Later in life “Little” Jimmy became a fixture of The Grand Ole Opry, many times as the comic relief character of the sainted stage, and despite his loss of commercial prominence, was well-recognized and beloved even by younger audiences who knew “Little” Jimmy from appearances on awards shows, videos for Brad Paisley, and other notable cameos. (read more)
#2 Radio Consultant Keith Hill Compares the Women of Country to the Tomatoes of a Salad
In an interview posted with Keith Hill on Tuesday (5-26) in Country Aircheck, the industry consultant not only advised country radio not to play female artists, and certainly not to play them back to back, but had the audacity to compare them to the “tomatoes” of the country music salad in a quote that smacked of Blake Shelton’s “Old Farts and Jackasses” or Gary Overton’s “If you’re not on radio, you don’t exist” quotes in the ripeness for public backlash on the insensitivity Richter scale.
“If you want to make ratings in country radio, take females out,” Keith Hill said point blank in the interview.
The result was the banding together of country music’s female artists like never before, and renewed push from all sectors to make sure female performers are being fairly represented on radio, awards shows, and in the country music industry overall. In the end, Hill’s comments may have very well had the opposite effect. Though the women of country still face an uphill battle, they’re beginning to return to radio, and there’s now a conscious effort to be inclusive to women throughout the industry. (read more)

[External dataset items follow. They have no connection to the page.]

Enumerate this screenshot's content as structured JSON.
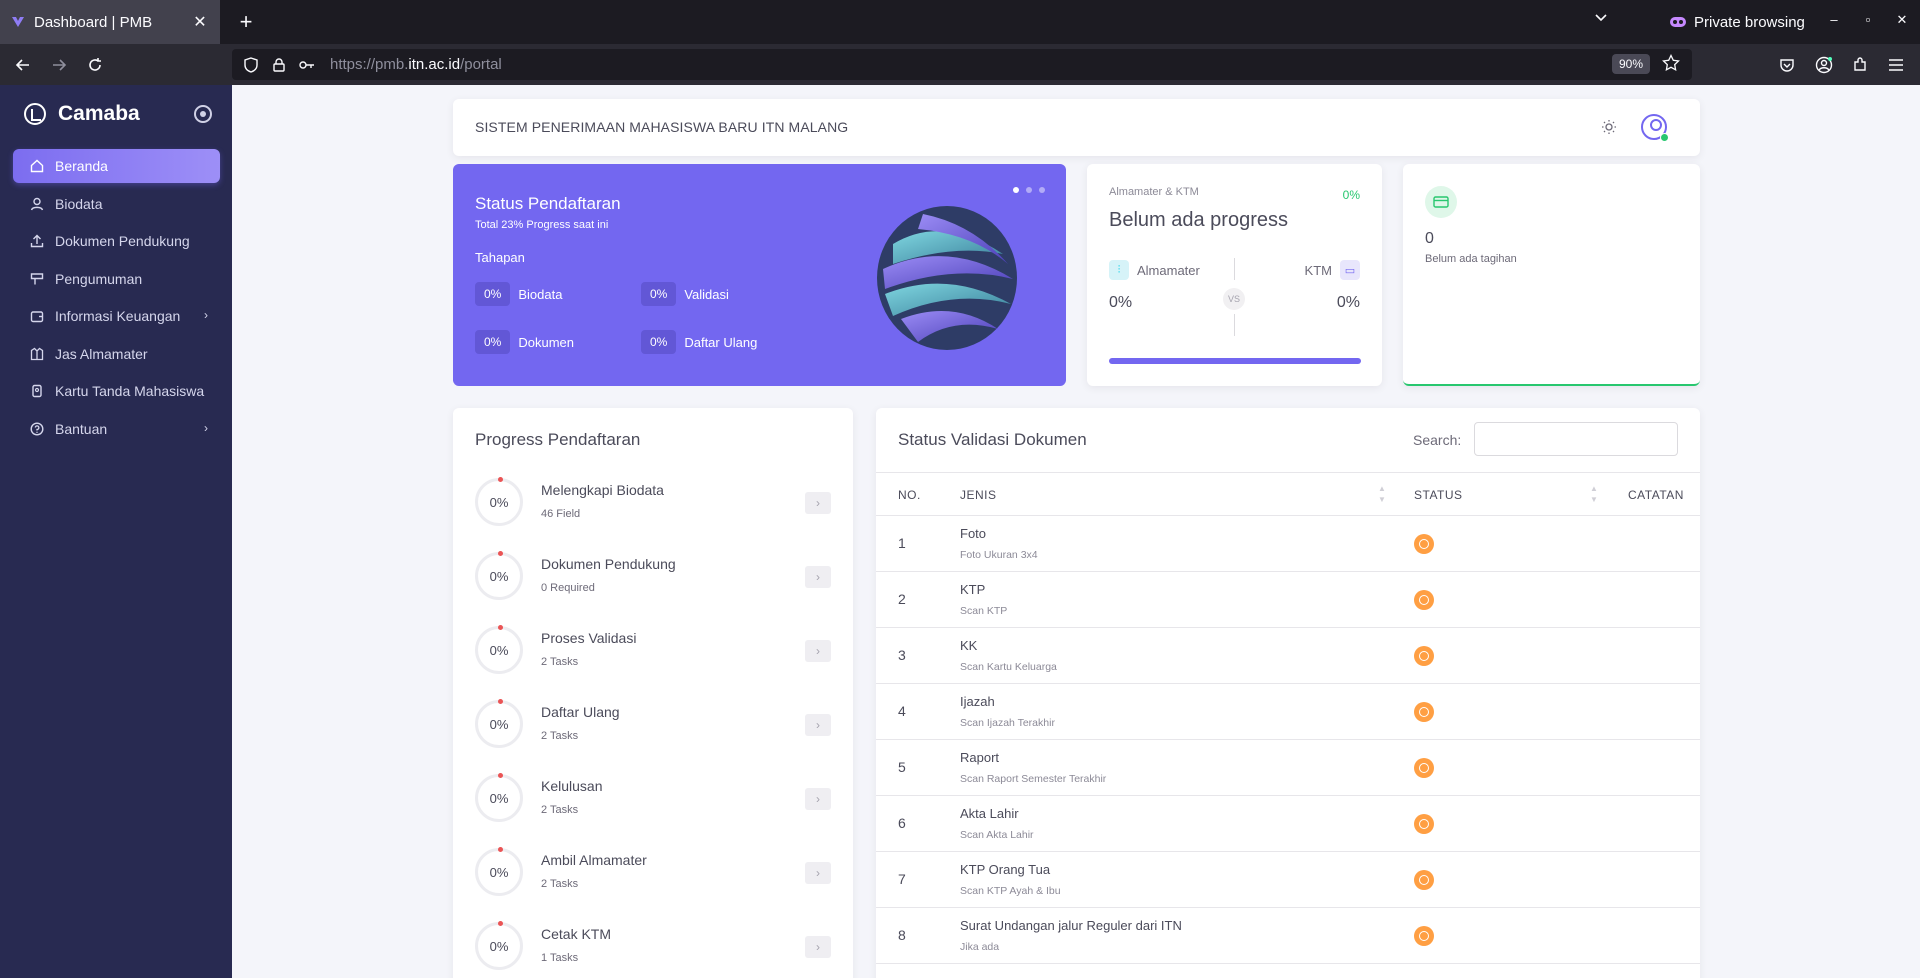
{
  "browser": {
    "tab_title": "Dashboard | PMB",
    "private_label": "Private browsing",
    "url_prefix": "https://pmb.",
    "url_domain": "itn.ac.id",
    "url_path": "/portal",
    "zoom": "90%"
  },
  "sidebar": {
    "brand": "Camaba",
    "items": [
      {
        "label": "Beranda",
        "icon": "home-icon",
        "active": true
      },
      {
        "label": "Biodata",
        "icon": "user-icon"
      },
      {
        "label": "Dokumen Pendukung",
        "icon": "upload-icon"
      },
      {
        "label": "Pengumuman",
        "icon": "megaphone-icon"
      },
      {
        "label": "Informasi Keuangan",
        "icon": "wallet-icon",
        "has_children": true
      },
      {
        "label": "Jas Almamater",
        "icon": "jacket-icon"
      },
      {
        "label": "Kartu Tanda Mahasiswa",
        "icon": "id-card-icon"
      },
      {
        "label": "Bantuan",
        "icon": "help-icon",
        "has_children": true
      }
    ]
  },
  "header": {
    "title": "SISTEM PENERIMAAN MAHASISWA BARU ITN MALANG"
  },
  "status_card": {
    "title": "Status Pendaftaran",
    "subtitle": "Total 23% Progress saat ini",
    "section": "Tahapan",
    "steps": [
      {
        "pct": "0%",
        "label": "Biodata"
      },
      {
        "pct": "0%",
        "label": "Validasi"
      },
      {
        "pct": "0%",
        "label": "Dokumen"
      },
      {
        "pct": "0%",
        "label": "Daftar Ulang"
      }
    ]
  },
  "almamater_card": {
    "caption": "Almamater & KTM",
    "percent": "0%",
    "headline": "Belum ada progress",
    "left_label": "Almamater",
    "right_label": "KTM",
    "left_value": "0%",
    "right_value": "0%",
    "vs": "VS"
  },
  "billing_card": {
    "count": "0",
    "note": "Belum ada tagihan"
  },
  "progress": {
    "title": "Progress Pendaftaran",
    "items": [
      {
        "pct": "0%",
        "title": "Melengkapi Biodata",
        "sub": "46 Field"
      },
      {
        "pct": "0%",
        "title": "Dokumen Pendukung",
        "sub": "0 Required"
      },
      {
        "pct": "0%",
        "title": "Proses Validasi",
        "sub": "2 Tasks"
      },
      {
        "pct": "0%",
        "title": "Daftar Ulang",
        "sub": "2 Tasks"
      },
      {
        "pct": "0%",
        "title": "Kelulusan",
        "sub": "2 Tasks"
      },
      {
        "pct": "0%",
        "title": "Ambil Almamater",
        "sub": "2 Tasks"
      },
      {
        "pct": "0%",
        "title": "Cetak KTM",
        "sub": "1 Tasks"
      }
    ]
  },
  "validation": {
    "title": "Status Validasi Dokumen",
    "search_label": "Search:",
    "columns": [
      "NO.",
      "JENIS",
      "STATUS",
      "CATATAN"
    ],
    "rows": [
      {
        "no": "1",
        "name": "Foto",
        "desc": "Foto Ukuran 3x4"
      },
      {
        "no": "2",
        "name": "KTP",
        "desc": "Scan KTP"
      },
      {
        "no": "3",
        "name": "KK",
        "desc": "Scan Kartu Keluarga"
      },
      {
        "no": "4",
        "name": "Ijazah",
        "desc": "Scan Ijazah Terakhir"
      },
      {
        "no": "5",
        "name": "Raport",
        "desc": "Scan Raport Semester Terakhir"
      },
      {
        "no": "6",
        "name": "Akta Lahir",
        "desc": "Scan Akta Lahir"
      },
      {
        "no": "7",
        "name": "KTP Orang Tua",
        "desc": "Scan KTP Ayah & Ibu"
      },
      {
        "no": "8",
        "name": "Surat Undangan jalur Reguler dari ITN",
        "desc": "Jika ada"
      }
    ],
    "status_color": "#ff9f43"
  },
  "colors": {
    "primary": "#7367f0",
    "sidebar": "#282a51",
    "success": "#28c76f",
    "warning": "#ff9f43"
  }
}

#1 Sony Nashville CEO Gary Overton’s Comments on Radio
On February 25, the CEO for Sony Nashville at the time uttered the words, “If you’re not on the radio, you don’t exist,” and a proverbial firestorm ensued. Numerous Texas country artists publicly criticized the CEO for his words, including Aaron Watson, and Charlie Robison. Robison’s rant inspired Florida Georgia Line to respond, and eventually Gary Overton lost his job, though many believe he was on his way out of the position before the comments went public.
Gary Overton’s comments became a rallying cry for many of country music’s independent artists who are not played on the radio. In the face of more and more independent artists releasing successful records, including multiple titles that went #1 in 2015, Overton’s comments symbolized just how out-of-touch the country music industry is and was with the shifting tides in music.